Other kinds of tasks make AI’s terrible memory even more obvious. One example is algorithmically generated stories. There’s a reason AI doesn’t write books or TV shows (though people are, of course, working on this).
If you’re ever wondering whether a bit of text was written by a machine learning algorithm or a human (or at least heavily curated by a human), one way to tell is to look for major problems with memory. As of 2019, onl
y some AIs are starting to be able to keep track of long-term information in a story—and even then, they’ll tend to lose track of some bits of crucial information.
Many text-generating AIs can only keep track of a few words at a time. For example, here’s what a recurrent neural network (RNN) wrote after it was trained on nineteen thousand descriptions of people’s dreams from dreamresearch.net:
I get up and walk down the hall to his house and see a bird in the very narrow drawer and it is a group of people in the hand doors.

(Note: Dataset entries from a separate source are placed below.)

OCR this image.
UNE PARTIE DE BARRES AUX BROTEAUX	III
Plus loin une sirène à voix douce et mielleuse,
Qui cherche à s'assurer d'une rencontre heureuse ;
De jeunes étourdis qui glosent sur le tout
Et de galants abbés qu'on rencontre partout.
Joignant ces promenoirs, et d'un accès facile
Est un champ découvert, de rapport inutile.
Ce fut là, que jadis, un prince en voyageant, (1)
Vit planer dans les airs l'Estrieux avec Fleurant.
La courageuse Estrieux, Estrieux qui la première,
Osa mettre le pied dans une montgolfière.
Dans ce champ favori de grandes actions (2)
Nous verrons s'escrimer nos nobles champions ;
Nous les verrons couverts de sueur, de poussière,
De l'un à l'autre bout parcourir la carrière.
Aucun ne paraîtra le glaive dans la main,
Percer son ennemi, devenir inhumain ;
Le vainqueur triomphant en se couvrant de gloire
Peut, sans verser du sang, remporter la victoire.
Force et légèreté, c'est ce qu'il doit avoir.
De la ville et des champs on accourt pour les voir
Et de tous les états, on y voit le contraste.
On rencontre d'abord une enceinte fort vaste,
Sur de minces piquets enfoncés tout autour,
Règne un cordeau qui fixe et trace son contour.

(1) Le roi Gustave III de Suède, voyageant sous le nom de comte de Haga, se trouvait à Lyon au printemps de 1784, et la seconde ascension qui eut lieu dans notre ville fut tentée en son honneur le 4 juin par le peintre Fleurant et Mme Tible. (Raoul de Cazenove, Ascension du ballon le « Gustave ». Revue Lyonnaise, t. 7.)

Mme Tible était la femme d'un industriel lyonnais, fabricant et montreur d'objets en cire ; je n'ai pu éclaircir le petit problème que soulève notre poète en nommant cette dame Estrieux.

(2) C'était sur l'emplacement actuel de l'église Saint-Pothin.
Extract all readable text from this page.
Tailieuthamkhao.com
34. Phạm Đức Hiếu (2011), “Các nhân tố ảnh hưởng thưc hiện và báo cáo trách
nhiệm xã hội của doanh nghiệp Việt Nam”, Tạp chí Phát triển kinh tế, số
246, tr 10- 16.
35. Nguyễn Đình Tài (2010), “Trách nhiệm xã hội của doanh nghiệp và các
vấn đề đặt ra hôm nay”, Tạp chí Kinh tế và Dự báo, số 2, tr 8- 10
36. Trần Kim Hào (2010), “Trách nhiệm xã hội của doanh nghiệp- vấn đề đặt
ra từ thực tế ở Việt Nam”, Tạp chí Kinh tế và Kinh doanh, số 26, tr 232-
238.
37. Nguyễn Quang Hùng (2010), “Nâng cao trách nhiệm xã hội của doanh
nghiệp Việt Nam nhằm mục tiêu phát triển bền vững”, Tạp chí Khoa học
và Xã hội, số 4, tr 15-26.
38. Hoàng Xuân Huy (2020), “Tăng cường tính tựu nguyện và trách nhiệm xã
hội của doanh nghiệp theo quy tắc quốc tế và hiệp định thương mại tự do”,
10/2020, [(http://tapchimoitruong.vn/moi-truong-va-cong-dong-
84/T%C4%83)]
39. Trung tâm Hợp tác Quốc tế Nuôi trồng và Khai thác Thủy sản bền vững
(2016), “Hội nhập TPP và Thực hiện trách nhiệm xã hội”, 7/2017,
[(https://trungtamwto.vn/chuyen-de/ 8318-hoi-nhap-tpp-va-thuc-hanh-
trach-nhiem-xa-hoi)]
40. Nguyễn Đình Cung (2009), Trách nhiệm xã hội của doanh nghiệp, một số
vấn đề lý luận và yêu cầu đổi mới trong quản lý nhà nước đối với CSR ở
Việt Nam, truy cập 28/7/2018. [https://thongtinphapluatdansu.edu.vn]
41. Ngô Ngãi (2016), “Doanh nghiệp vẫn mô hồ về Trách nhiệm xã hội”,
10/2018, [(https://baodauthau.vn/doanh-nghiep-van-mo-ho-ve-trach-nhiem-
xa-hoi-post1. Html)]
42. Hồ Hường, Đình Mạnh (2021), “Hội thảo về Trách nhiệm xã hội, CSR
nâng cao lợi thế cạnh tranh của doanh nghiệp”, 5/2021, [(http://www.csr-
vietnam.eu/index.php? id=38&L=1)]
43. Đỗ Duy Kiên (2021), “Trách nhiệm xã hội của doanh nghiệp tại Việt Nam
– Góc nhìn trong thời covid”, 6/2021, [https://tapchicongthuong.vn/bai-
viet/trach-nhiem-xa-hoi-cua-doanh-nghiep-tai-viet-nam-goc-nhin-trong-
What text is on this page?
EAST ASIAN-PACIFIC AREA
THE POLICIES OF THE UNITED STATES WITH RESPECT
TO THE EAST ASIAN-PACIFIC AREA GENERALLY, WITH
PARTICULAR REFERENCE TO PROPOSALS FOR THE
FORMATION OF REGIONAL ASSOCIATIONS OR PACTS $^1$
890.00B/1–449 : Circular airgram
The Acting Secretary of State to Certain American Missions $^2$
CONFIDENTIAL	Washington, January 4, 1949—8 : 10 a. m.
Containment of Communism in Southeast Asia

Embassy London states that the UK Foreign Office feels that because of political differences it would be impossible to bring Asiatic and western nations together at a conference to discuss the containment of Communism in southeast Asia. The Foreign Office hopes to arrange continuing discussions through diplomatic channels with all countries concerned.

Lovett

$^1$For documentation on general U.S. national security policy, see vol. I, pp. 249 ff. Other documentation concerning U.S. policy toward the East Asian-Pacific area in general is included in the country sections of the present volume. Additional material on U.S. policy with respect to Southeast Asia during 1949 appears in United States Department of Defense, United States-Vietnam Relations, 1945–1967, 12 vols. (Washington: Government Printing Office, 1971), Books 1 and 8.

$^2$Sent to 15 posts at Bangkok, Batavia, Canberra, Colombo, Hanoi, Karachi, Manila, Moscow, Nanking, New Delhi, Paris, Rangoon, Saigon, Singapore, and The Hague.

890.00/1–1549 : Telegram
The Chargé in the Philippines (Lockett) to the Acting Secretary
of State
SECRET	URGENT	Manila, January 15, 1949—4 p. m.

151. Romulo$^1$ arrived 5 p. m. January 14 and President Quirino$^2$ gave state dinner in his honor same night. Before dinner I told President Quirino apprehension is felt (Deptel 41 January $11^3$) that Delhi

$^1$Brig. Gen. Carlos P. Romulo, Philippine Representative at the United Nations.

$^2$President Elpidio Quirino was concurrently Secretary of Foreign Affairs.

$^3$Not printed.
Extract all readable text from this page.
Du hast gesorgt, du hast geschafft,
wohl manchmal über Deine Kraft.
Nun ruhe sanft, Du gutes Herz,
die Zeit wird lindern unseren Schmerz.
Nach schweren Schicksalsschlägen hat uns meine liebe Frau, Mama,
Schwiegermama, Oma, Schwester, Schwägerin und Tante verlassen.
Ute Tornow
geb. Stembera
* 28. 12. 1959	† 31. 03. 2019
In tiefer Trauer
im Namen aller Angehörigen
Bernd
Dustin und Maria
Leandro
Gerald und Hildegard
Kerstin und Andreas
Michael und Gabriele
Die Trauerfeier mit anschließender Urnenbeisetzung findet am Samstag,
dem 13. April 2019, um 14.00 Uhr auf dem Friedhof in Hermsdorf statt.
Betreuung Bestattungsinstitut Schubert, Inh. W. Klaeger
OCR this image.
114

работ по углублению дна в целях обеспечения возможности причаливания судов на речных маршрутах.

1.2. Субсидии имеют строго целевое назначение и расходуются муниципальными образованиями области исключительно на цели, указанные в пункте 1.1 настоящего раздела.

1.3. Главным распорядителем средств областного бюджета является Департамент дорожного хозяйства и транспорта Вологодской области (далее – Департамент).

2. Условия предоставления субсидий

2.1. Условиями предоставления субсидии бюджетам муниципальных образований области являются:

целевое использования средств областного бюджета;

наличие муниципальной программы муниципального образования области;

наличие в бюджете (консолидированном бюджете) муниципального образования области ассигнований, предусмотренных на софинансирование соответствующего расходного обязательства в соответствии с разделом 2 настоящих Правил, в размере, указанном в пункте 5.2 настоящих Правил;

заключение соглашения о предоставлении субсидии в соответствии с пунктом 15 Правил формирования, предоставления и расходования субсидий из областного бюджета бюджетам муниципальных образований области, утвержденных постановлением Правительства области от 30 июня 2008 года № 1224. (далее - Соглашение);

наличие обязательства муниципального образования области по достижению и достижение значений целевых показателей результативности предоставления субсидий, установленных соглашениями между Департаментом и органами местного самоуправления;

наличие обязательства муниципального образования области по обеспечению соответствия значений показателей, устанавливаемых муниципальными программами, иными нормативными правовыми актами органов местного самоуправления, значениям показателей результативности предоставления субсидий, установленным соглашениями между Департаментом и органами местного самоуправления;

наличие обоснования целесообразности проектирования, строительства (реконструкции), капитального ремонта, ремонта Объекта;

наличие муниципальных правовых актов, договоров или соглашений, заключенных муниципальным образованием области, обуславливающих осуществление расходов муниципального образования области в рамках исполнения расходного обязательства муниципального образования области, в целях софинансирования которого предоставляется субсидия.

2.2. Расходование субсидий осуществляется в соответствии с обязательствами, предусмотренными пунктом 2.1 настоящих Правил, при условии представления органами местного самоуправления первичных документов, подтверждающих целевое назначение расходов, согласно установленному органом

At home like an older man is going to buy some keys. He looks at his head with a cardboard device and then my legs are parked on the table.
Now, dreams are notoriously incoherent, switching settings and mood and even characters midstream. These neural-net dreams, however, don’t maintain coherence for more than a sentence or so—sometimes considerably less. Characters who are never introduced are referred to as if they had been there all along. The whole dream forgets where it is. Individual phrases may make sense, and the rhythm of the words sounds okay if you don’t pay attention to what’s going on. Matching the surface qualities of human speech while lacking any deeper meaning is a hallmark of neural-net-generated text.